Entonces se levantó el comisario. Ya no miraba tremendamente. La más amable de las sonrisas se abría sobre sus labios en flor…
—Creo, señor Thibault, que usted lo ha entendido…
—¡Lo he entendido, señor comisario!
—Ahora, permítame que le estreche la mano para felicitarle por su inteligencia.
—Es usted muy amable, señor comisario… ¿Puedo retirarme?…
—No, señor Thibault, todavía no… Le tendremos con nosotros veinticuatro horas más… Un hombre tan inteligente como usted comprenderá que, para que los demás también lo entiendan, necesitamos tenerle con nosotros veinticuatro horas más… Cuando los demás sepan que un pinchazo o la suposición de un pinchazo cuesta veinticuatro horas de encierro, se acabarán los pinchazos…
Thibault no protestó. Ya no creía en la justicia de su país ni en nada de lo que constituye la fuerza moral de los pequeños rentistas de Batignolles. ¡No creía más que en el muñeco!…
Como hemos anticipado, el procedimiento tuvo excelentes resultados. Y ya Bessiéres se felicitaba de ello, aunque la iniciativa se debiera a su colega de la Prefectura, cuando en el despacho de la calle de las Saucedas vio aparecer un hombre del que no había tenido noticias desde el día en que lo enviara con una misión.
—¡Hola, Emisario! —exclamó muy alegremente, porque aquel día no se había dado absolutamente ningún pinchazo—. ¿Qué ha sido de usted?… Ya le creía comido por esa sangrienta muñequita…
—La muñeca sangrienta no come —repuso Lebouc tan gravemente, que el director de la Seguridad General perdió al punto la sonrisa—; además, yo no vengo aquí para hablar de esa muñequita, como dice usted.
—Mejor, Lebouc, mejor… Ya no pincha a nadie… Dentro de quince días nadie se ocupará de ello… Y le advierto que no seré yo quien lo sienta.
—Le advierto, señor director, que lo que me trae aquí es mucho más grave de cuanto habíamos imaginado.
—Yo no había imaginado nada. Eso es cuenta de Gassier y de los señores de la plaza Vendóme…
—Estos días, señor director, los he pasado en Corbilléres…
—¿En Corbilléres?… Pues no le han visto. He pedido noticias suyas a los agentes, a los inspectores…
—A pesar de eso, yo estaba allí… Y si estaba allí no estando la muñeca, puede tener usted la seguridad de que había una poderosa razón para ello…
—¿De qué se trata?
—De algo espantoso.
—¿Espantoso?
—¡Como se lo digo!… ¿Estamos solos?…
Lebouc se levantó, se aseguró de que las puertas estaban cerradas, volvió junto a su jefe y le habló al oído lo menos durante cinco minutos.
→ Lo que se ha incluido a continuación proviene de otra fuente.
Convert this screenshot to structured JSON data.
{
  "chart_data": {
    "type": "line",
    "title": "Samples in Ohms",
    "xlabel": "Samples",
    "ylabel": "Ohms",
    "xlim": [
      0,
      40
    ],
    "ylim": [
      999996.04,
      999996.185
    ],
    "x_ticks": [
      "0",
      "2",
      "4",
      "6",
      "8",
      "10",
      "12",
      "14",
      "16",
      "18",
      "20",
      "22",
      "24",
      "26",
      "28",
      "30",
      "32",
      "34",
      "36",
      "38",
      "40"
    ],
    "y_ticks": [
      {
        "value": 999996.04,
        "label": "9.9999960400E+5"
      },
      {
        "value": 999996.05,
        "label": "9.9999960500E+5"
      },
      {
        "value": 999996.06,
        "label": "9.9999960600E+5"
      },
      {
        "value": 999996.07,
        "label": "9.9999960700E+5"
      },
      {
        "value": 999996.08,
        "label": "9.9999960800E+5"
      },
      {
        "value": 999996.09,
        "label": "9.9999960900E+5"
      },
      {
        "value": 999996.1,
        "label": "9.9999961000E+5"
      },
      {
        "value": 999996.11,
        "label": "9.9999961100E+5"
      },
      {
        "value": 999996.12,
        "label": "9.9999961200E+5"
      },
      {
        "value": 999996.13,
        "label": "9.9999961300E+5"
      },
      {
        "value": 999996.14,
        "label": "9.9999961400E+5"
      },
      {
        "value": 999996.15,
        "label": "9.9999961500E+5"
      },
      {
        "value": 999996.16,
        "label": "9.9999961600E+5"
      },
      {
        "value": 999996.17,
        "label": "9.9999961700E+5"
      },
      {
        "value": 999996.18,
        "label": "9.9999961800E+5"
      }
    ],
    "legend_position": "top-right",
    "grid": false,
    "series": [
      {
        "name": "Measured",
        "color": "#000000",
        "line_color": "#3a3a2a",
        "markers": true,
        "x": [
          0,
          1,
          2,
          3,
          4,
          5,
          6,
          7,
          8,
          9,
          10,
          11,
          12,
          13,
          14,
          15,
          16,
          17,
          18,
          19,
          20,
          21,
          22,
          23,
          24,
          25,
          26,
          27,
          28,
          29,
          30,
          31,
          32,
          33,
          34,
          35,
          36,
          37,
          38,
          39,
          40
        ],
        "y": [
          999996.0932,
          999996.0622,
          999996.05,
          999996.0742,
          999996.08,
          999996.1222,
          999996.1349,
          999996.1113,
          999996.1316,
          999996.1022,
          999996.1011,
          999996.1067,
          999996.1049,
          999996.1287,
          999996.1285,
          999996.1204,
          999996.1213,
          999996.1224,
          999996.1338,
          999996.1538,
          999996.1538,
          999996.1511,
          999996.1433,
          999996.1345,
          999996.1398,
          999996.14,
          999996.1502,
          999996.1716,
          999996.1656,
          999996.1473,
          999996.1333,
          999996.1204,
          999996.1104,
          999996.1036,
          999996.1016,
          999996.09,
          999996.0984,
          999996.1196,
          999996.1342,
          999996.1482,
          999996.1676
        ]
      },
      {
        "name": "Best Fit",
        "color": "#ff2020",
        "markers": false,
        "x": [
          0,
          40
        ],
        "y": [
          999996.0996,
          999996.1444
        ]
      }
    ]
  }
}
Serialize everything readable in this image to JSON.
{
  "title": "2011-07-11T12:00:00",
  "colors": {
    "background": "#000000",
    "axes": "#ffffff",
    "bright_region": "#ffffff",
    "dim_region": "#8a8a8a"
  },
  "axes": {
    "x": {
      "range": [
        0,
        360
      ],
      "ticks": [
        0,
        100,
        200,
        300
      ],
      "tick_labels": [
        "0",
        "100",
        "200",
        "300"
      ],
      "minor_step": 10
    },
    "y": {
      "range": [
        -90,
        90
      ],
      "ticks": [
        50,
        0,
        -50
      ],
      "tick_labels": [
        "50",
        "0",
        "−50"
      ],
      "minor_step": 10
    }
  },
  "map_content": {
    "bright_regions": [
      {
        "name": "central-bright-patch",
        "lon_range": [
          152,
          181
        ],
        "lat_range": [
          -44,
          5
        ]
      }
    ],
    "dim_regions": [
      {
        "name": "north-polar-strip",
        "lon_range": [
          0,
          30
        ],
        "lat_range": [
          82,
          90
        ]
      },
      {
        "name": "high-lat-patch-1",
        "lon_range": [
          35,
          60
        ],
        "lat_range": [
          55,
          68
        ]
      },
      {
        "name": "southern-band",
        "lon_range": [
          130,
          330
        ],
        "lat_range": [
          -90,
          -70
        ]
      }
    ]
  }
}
El director juró primero, injurió luego y calló y escuchó finalmente. Después, con los brazos cruzados sobre el agitado pecho, repitió:
—¡No es posible, no es posible!
Lebouc, un poco pálido, callaba.
Bessiéres le cogió las manos hasta estrujárselas, mientras le decía:
—Oiga… Usted no es un imbécil… Hay que callar y no hacer absolutamente nada sin que yo se lo diga… Voy ahora mismo a ver al ministro… Espéreme aquí.
Un cuarto de hora después Bessiéres estaba de vuelta en su despacho. Se había ido congestionado, con el rostro a punto de estallar. Y volvió más pálido que Lebouc.
—¿Sabe usted. Emisario, lo que me ha dicho el ministro?… Me ha dicho que usted es más peligroso que el muñeco… Y ahora, ¡váyase!… Y, sobre todo, ¡silencio!
A la mañana siguiente, en la primera página de un lugar señalado de La Época se leía lo siguiente, impreso en gruesos caracteres:
«El asunto del muñeco sanguinario, que ya ha hecho correr tanta tinta (y tanta sangre), va a entrar en una nueva fase y a tomar una amplitud espantosa SI SE TIENE VALOR PARA IR HASTA EL FIN».
Aquellas palabras iban firmadas por las XXX que ya habían aparecido como firma del artículo que dio calor al asunto en sus comienzos.